Il faut que l’enfant puisse deviner le sens des mots en les voyant utilisés et non parce qu’on lui
aura dit que tel mot signifie ceci ou cela. On distinguera évidemment les mots qui désignent des
objets bien précis car cela ne s’invente pas pas plus que les noms « propres ». Mais cela ne doit
pas être considéré comme le coeur actif de la langue et relévera plus de la mémoire que du
raisonnement.
Il sera donc souhaitable de donner à l’enfant un outil performant et toutes les langues, on l’a dit,
ne se valent pas, ce qui peut avoir des effets importants sur le développement mental des
locuteurs et notamment sur leur autonomie et leur autosuffisance. Encore faut-il ajouter que
même des locuteurs recourant à une langue particulièrement cohérente – et pas seulement au regard
de ses conjugaisons et de ses déclinaisons- peut ne pas porter ses fruits si elle est par trop
contaminée par le poids de sa périphérie, c’est à dire les noms « communs » d’objets, de lieux.
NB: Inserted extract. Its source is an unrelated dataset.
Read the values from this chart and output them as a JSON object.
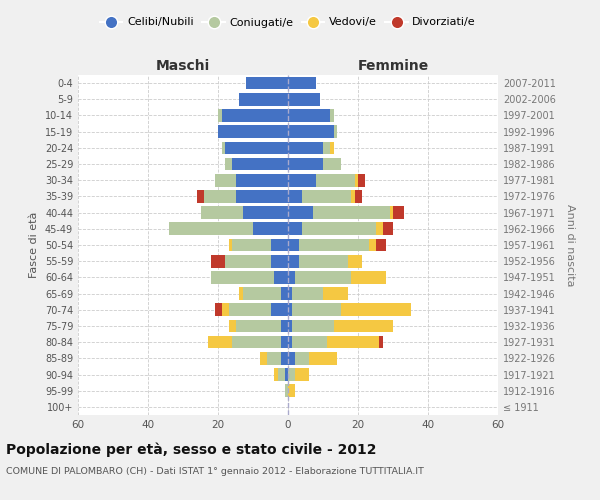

D’où la nécessité de ne pas exposer l’enfant à de l’information brute qui est un élément
important de la « culture générale ». Tout ce qui est de l’ordre de la mémoire, de la mémorisation
appartient plus au signifié qu’au signifiant. Nous serons donc, on l’aura compris, en faveur
d’un environnement linguistique protégé du moins lors des premières années, ce qui peut exiger que
les enfants ne soient pas mis au contact de la société de façon brutale. Une langue est donc
soumise à plusieurs menaces, l’une interne, l’autre externe. L’une interne tient à sa
déstructuration plus ou moins avancée, l’autre externe au parasitage tant du fait des objets
et des personnes à désigner que du fait des emprunts de telle langue à telle autre/ On sait que nous
avons souvent dénoncé le rôle de l’emprunt linguistique mal conduit dans la perturbation de
certaines langues, à commencer par le cas de l’anglais, de ce qu’il est devenu.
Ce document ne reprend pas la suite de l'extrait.